When Dr. Di Domenico’s bladder and kidney cancer became high-grade in 2019, he stepped back from the practice of medicine and devoted his remaining time to his family, including walking his daughter Katie down the aisle at a small wedding in his backyard just a few weeks before his passing. He was thrilled that Katie met her future husband while working as a nurse during the COVID pandemic at Valley Presbyterian.
Over the years, he drew from his tough upbringing to help give him the strength to complete countless procedures, blood draws, hospitalizations, chemotherapy, and radiation treatments.
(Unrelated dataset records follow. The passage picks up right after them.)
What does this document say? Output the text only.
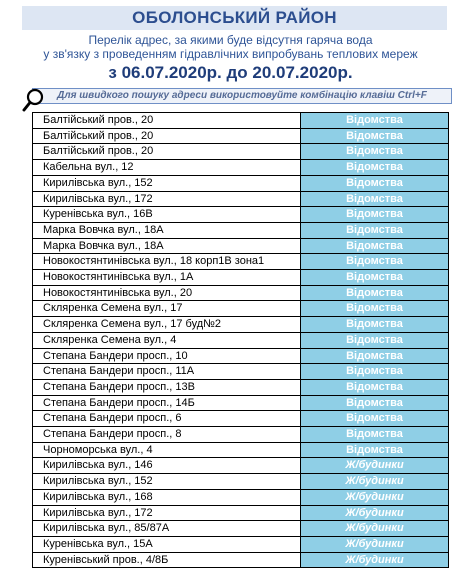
ОБОЛОНСЬКИЙ РАЙОН
Перелік адрес, за якими буде відсутня гаряча вода
у зв'язку з проведенням гідравлічних випробувань теплових мереж
з 06.07.2020р. до 20.07.2020р.
Для швидкого пошуку адреси використовуйте комбінацію клавіш Ctrl+F
Балтійський пров., 20	Відомства
Балтійський пров., 20	Відомства
Балтійський пров., 20	Відомства
Кабельна вул., 12	Відомства
Кирилівська вул., 152	Відомства
Кирилівська вул., 172	Відомства
Куренівська вул., 16В	Відомства
Марка Вовчка вул., 18А	Відомства
Марка Вовчка вул., 18А	Відомства
Новокостянтинівська вул., 18 корп1В зона1	Відомства
Новокостянтинівська вул., 1А	Відомства
Новокостянтинівська вул., 20	Відомства
Скляренка Семена вул., 17	Відомства
Скляренка Семена вул., 17 буд№2	Відомства
Скляренка Семена вул., 4	Відомства
Степана Бандери просп., 10	Відомства
Степана Бандери просп., 11А	Відомства
Степана Бандери просп., 13В	Відомства
Степана Бандери просп., 14Б	Відомства
Степана Бандери просп., 6	Відомства
Степана Бандери просп., 8	Відомства
Чорноморська вул., 4	Відомства
Кирилівська вул., 146	Ж/будинки
Кирилівська вул., 152	Ж/будинки
Кирилівська вул., 168	Ж/будинки
Кирилівська вул., 172	Ж/будинки
Кирилівська вул., 85/87А	Ж/будинки
Куренівська вул., 15А	Ж/будинки
Куренівський пров., 4/8Б	Ж/будинки
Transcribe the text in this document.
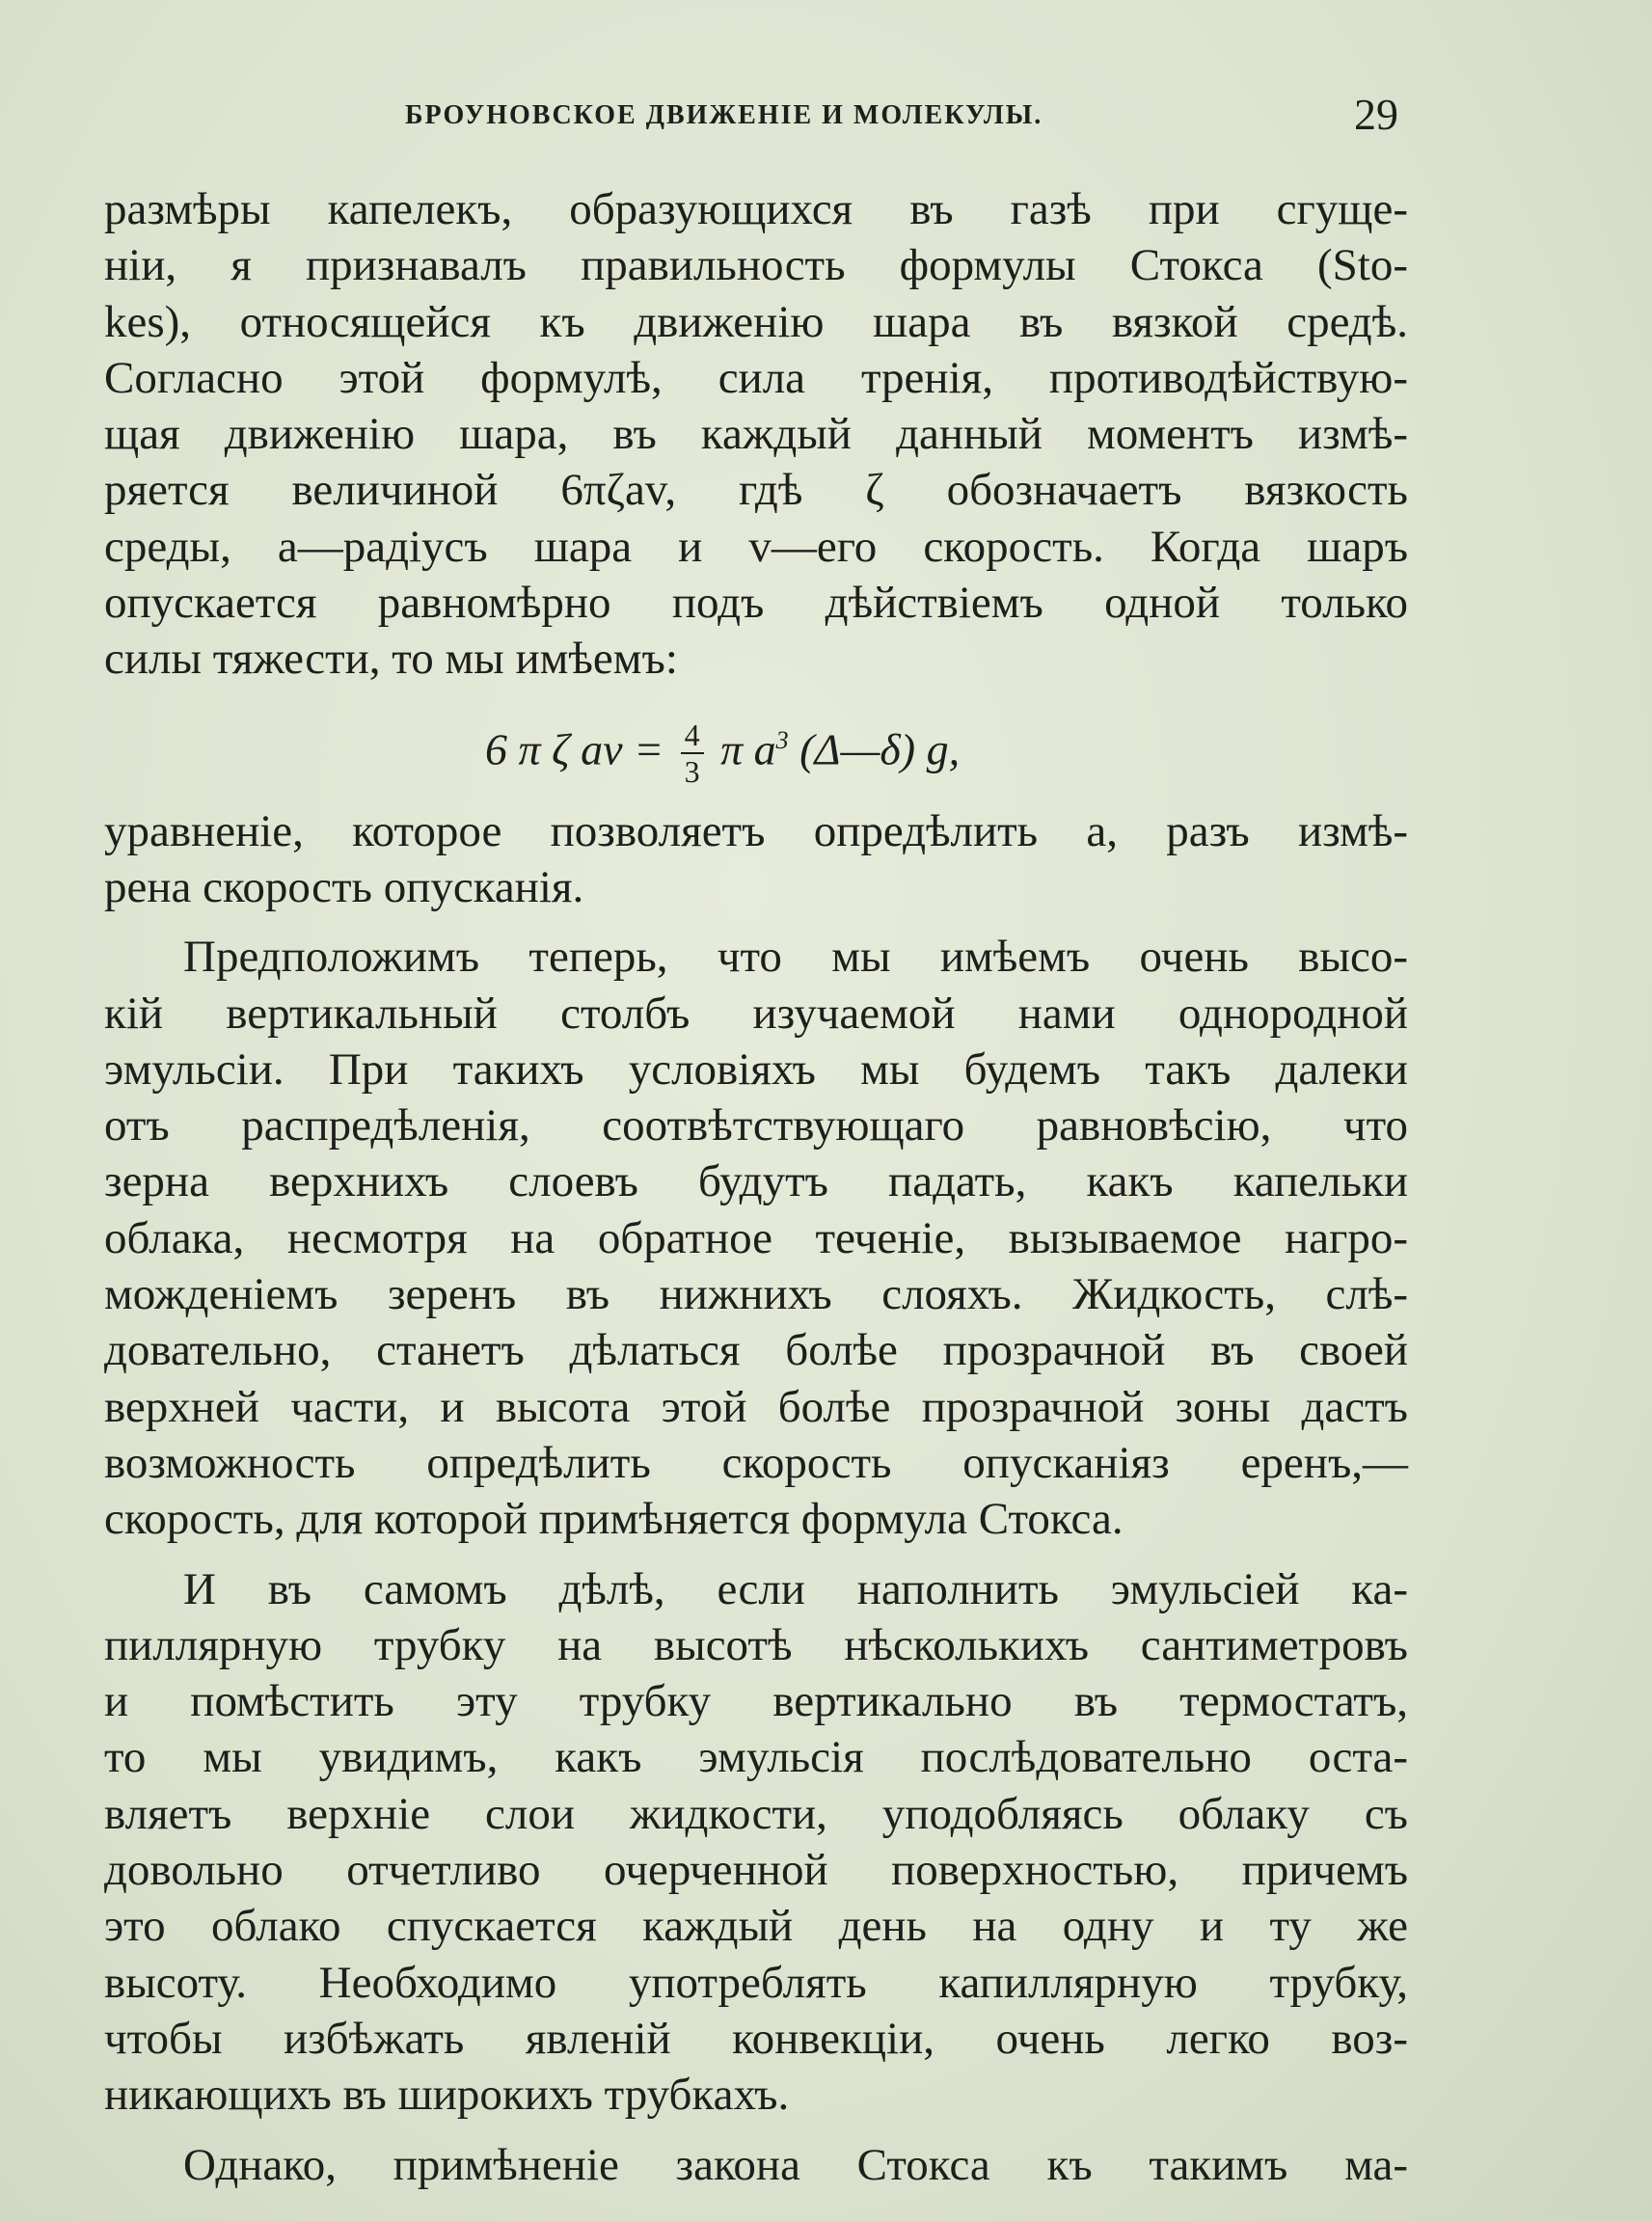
БРОУНОВСКОЕ ДВИЖЕНІЕ И МОЛЕКУЛЫ.	29
размѣры капелекъ, образующихся въ газѣ при сгуще-
ніи, я признавалъ правильность формулы Стокса (Sto-
kes), относящейся къ движенію шара въ вязкой средѣ.
Согласно этой формулѣ, сила тренія, противодѣйствую-
щая движенію шара, въ каждый данный моментъ измѣ-
ряется величиной 6πζav, гдѣ ζ обозначаетъ вязкость
среды, a—радіусъ шара и v—его скорость. Когда шаръ
опускается равномѣрно подъ дѣйствіемъ одной только
силы тяжести, то мы имѣемъ:
6 π ζ av = $\frac{4}{3}$ π $a^3$ (Δ—δ) g,
уравненіе, которое позволяетъ опредѣлить a, разъ измѣ-
рена скорость опусканія.
Предположимъ теперь, что мы имѣемъ очень высо-
кій вертикальный столбъ изучаемой нами однородной
эмульсіи. При такихъ условіяхъ мы будемъ такъ далеки
отъ распредѣленія, соотвѣтствующаго равновѣсію, что
зерна верхнихъ слоевъ будутъ падать, какъ капельки
облака, несмотря на обратное теченіе, вызываемое нагро-
можденіемъ зеренъ въ нижнихъ слояхъ. Жидкость, слѣ-
довательно, станетъ дѣлаться болѣе прозрачной въ своей
верхней части, и высота этой болѣе прозрачной зоны дастъ
возможность опредѣлить скорость опусканіяз еренъ,—
скорость, для которой примѣняется формула Стокса.
И въ самомъ дѣлѣ, если наполнить эмульсіей ка-
пиллярную трубку на высотѣ нѣсколькихъ сантиметровъ
и помѣстить эту трубку вертикально въ термостатъ,
то мы увидимъ, какъ эмульсія послѣдовательно оста-
вляетъ верхніе слои жидкости, уподобляясь облаку съ
довольно отчетливо очерченной поверхностью, причемъ
это облако спускается каждый день на одну и ту же
высоту. Необходимо употреблять капиллярную трубку,
чтобы избѣжать явленій конвекціи, очень легко воз-
никающихъ въ широкихъ трубкахъ.
Однако, примѣненіе закона Стокса къ такимъ ма-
He would often tell the nurse or phlebotomist, "I can handle it, I am a tough boy from Philly."
As his illness worsened, he was asked if there was anything he felt he still needed to say to his loved ones.
“I think that ‘I love you’ is a very important thing to say. I didn’t quite hear it much as a kid. I would like to say that I love my kids.”
When Dr. Di Domenico finally lost his courageous 30-year battle with cancer, his children were by his side. And as he took his final breaths, his children found strength in those same words as they told their father they loved him too.
Dr. Di Domenico is preceded in death by his wife, Priscilla. He is survived by his younger brother Louis and sister Marilyn, children Jennifer, Judith, Gina, Katherine, and Giancarlo, sons-in-law Matthew and Miguel, grandchildren Santino Nicholas and Catalina, and a host of other family members and friends across the country.
The family has requested that remembrances be made in the form of contributions to the National Kidney Foundation at https://www.kidney.org/, Valley Presbyterian Hospital at https://www.valleypres.org/ways-to-give/donate-now/, and Our Lady of Grace Church at https://pushpay.com/g/ourladyofgrace.
A funeral mass will be held at Our Lady of Grace in Encino on April 25th at 11am. All are invited to attend.